SlashLife AI Research Institute

The SlashLife AI Research Institute is an internal applied research and architecture unit of SlashLife AI.

We focus on advancing computational models and next-generation computer architecture for the agent era, with an emphasis on structures that can be safely deployed, verified, and governed in real-world enterprise and institutional environments.

The institute does not operate as an independent lab or policy organization.
Its purpose is to translate architectural research into systems that engineering teams can implement and enterprises can adopt.


Research Scope

Our research addresses system-level questions required for AI agents to function as accountable execution units:

  • Computational models for agent-based execution
  • Architecture for executable and replayable workflows
  • Verification and auditability of AI-generated actions
  • Responsibility boundaries between agents, systems, and institutions

This work is applied in nature and evaluated through real operational constraints rather than abstract benchmarks.


Research–Product Boundary

The institute and the company operate with a clear boundary:

  • Research Institute
    Defines architectural directions, execution models, and validation criteria.

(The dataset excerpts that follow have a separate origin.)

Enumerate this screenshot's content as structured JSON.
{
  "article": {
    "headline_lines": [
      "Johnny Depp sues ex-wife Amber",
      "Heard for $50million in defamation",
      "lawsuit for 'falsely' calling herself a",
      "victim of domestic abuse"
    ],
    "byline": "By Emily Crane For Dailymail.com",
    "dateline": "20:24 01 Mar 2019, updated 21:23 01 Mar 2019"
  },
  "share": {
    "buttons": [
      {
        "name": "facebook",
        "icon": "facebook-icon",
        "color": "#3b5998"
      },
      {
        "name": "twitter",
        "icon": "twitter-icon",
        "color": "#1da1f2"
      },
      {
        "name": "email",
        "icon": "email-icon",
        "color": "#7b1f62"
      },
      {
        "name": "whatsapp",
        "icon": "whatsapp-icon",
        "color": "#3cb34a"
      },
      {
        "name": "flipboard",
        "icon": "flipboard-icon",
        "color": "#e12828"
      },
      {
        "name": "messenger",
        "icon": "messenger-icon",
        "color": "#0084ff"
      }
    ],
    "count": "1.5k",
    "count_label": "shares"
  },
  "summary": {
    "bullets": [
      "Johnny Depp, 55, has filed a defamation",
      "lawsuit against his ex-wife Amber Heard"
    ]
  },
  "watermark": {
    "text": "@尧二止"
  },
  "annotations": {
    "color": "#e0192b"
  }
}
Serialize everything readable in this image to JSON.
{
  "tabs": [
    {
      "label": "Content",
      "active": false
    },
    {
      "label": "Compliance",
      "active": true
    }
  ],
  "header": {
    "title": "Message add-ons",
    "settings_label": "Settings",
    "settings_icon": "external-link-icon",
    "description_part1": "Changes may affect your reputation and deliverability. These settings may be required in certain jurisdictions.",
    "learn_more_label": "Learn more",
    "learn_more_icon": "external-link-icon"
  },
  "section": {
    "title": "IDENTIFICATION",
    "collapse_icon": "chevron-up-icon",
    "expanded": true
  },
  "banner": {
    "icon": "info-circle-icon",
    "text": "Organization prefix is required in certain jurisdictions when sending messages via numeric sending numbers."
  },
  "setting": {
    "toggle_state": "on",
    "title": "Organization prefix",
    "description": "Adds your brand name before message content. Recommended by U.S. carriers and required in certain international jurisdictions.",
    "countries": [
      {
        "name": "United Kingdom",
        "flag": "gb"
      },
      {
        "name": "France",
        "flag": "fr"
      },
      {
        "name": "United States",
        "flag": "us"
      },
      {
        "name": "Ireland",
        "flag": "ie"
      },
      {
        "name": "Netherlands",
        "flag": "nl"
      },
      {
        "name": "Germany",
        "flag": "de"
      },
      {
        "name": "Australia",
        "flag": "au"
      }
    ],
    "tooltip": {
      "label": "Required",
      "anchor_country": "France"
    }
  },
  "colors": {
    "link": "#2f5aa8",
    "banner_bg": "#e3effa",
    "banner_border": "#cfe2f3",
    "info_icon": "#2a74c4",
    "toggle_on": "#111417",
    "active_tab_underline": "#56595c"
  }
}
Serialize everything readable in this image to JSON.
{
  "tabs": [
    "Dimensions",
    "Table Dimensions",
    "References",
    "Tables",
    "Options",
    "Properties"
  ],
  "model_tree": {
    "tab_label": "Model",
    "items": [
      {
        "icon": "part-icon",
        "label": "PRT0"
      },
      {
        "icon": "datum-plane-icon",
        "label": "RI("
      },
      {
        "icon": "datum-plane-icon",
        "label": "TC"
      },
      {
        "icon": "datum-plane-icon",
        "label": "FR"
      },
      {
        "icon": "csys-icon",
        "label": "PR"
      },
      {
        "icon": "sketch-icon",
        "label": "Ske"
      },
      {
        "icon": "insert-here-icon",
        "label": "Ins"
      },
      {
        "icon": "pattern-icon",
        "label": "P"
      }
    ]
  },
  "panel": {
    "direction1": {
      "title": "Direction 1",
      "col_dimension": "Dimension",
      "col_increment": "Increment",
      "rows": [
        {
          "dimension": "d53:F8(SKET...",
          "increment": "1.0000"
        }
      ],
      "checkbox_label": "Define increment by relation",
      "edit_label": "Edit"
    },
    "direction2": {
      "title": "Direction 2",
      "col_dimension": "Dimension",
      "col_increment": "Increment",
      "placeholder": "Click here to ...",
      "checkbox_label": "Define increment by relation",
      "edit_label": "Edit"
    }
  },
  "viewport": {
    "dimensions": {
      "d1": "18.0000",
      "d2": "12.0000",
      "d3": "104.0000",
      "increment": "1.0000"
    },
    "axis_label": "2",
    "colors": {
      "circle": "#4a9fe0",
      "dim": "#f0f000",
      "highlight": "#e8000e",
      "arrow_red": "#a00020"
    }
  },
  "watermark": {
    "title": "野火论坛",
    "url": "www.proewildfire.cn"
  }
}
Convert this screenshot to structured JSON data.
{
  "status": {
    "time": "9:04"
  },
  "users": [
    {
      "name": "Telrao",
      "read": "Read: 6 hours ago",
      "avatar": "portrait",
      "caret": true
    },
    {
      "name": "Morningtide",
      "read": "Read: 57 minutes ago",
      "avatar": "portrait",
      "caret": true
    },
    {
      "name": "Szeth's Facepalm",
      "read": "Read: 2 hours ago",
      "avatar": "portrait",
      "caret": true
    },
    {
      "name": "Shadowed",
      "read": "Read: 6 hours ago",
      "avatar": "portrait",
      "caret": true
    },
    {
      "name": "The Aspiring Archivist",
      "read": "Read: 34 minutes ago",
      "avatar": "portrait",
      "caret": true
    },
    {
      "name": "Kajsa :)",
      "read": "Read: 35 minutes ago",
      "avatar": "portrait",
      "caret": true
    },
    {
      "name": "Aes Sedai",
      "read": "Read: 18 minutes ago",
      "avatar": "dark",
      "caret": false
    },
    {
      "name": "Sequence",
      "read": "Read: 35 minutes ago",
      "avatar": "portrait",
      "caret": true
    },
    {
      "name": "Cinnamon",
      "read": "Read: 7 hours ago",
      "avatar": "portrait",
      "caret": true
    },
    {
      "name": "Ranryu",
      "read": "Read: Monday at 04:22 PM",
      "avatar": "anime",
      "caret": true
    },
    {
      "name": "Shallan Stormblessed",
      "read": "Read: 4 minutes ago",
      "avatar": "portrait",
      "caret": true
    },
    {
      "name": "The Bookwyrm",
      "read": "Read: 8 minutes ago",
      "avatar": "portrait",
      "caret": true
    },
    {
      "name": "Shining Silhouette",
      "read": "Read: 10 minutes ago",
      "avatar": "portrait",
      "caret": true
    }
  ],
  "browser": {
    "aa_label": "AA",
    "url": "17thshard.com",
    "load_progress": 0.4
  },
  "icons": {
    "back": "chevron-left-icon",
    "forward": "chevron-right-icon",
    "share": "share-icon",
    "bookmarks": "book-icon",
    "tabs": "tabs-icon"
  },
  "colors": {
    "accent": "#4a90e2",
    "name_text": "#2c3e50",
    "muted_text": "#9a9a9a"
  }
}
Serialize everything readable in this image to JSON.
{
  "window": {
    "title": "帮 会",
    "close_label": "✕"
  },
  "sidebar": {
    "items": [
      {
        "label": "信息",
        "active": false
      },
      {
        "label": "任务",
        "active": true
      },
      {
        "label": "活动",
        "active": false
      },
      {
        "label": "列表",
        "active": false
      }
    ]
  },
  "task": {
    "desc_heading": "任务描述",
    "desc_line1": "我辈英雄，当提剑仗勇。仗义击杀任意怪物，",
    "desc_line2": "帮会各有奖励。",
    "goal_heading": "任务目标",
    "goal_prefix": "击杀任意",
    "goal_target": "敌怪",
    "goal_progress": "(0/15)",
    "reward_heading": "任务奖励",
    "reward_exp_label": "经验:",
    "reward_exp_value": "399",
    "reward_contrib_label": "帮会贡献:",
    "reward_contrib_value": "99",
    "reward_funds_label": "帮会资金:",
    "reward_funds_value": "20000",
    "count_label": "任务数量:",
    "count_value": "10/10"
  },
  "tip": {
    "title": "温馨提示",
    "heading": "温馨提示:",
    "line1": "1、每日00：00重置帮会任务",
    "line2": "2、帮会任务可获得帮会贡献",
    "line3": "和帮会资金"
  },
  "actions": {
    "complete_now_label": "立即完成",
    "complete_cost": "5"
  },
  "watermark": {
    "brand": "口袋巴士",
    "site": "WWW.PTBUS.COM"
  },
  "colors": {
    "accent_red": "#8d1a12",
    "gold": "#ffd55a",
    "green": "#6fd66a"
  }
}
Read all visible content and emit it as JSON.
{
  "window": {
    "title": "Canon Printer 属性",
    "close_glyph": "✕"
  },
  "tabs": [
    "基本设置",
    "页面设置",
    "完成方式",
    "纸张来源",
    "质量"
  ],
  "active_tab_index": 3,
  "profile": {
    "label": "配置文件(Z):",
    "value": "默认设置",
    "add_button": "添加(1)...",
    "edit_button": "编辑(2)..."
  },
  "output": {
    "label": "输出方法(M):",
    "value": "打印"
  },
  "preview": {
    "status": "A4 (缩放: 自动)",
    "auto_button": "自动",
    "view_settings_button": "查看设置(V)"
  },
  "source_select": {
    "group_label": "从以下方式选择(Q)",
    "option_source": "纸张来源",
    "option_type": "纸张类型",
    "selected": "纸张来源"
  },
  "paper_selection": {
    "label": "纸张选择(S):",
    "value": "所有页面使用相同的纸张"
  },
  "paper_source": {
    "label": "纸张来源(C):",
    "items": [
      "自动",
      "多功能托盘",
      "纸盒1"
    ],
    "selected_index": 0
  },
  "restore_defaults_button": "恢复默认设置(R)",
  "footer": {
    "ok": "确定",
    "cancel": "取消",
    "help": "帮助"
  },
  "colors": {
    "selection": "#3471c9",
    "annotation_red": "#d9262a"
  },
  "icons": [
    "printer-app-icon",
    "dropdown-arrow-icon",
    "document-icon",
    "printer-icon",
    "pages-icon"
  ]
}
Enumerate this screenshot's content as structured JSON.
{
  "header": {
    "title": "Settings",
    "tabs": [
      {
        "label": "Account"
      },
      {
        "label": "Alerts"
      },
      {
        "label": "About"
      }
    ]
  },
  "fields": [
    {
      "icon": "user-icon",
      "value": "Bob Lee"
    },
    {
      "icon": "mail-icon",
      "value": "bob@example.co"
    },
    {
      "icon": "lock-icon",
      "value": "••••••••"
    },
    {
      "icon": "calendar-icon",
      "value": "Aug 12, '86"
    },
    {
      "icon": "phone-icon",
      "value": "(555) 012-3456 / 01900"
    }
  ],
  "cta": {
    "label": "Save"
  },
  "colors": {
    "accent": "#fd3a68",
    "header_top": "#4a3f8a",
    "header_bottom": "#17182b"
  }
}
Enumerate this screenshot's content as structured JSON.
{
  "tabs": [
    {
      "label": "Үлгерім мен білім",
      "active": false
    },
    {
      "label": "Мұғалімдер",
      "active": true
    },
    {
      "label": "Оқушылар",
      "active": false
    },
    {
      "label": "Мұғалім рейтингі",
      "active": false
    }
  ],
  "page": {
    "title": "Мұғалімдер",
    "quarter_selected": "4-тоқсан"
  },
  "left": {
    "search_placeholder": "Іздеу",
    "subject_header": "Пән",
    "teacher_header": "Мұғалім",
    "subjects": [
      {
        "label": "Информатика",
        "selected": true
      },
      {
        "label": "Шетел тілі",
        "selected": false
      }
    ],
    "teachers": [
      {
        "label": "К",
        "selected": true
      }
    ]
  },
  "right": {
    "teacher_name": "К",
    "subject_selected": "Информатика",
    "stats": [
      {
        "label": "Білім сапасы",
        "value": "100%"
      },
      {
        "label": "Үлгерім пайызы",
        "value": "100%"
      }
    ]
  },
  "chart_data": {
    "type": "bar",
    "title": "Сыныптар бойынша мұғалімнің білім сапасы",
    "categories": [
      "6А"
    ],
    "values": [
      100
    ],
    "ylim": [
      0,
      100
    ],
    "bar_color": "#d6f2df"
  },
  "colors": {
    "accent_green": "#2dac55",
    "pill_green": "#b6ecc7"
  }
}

  • Product & Engineering Teams
    Decide what is production-ready, supported, and contractually delivered to customers.

Research outputs do not constitute product commitments, roadmaps, or guarantees.


Validation Domains

Research conducted by the institute is validated through practical deployment scenarios, including:

  • Cross-border manufacturing and trade operations
  • Procurement, documentation, and compliance workflows
  • Multi-jurisdiction enterprise environments

These domains ensure that architectural research remains grounded in deployable reality.


Collaboration

The institute collaborates selectively with academic institutions, standards bodies, and industry partners on topics related to architecture and execution models.

Collaboration is scoped to research and validation activities and does not imply policy advocacy or regulatory authority.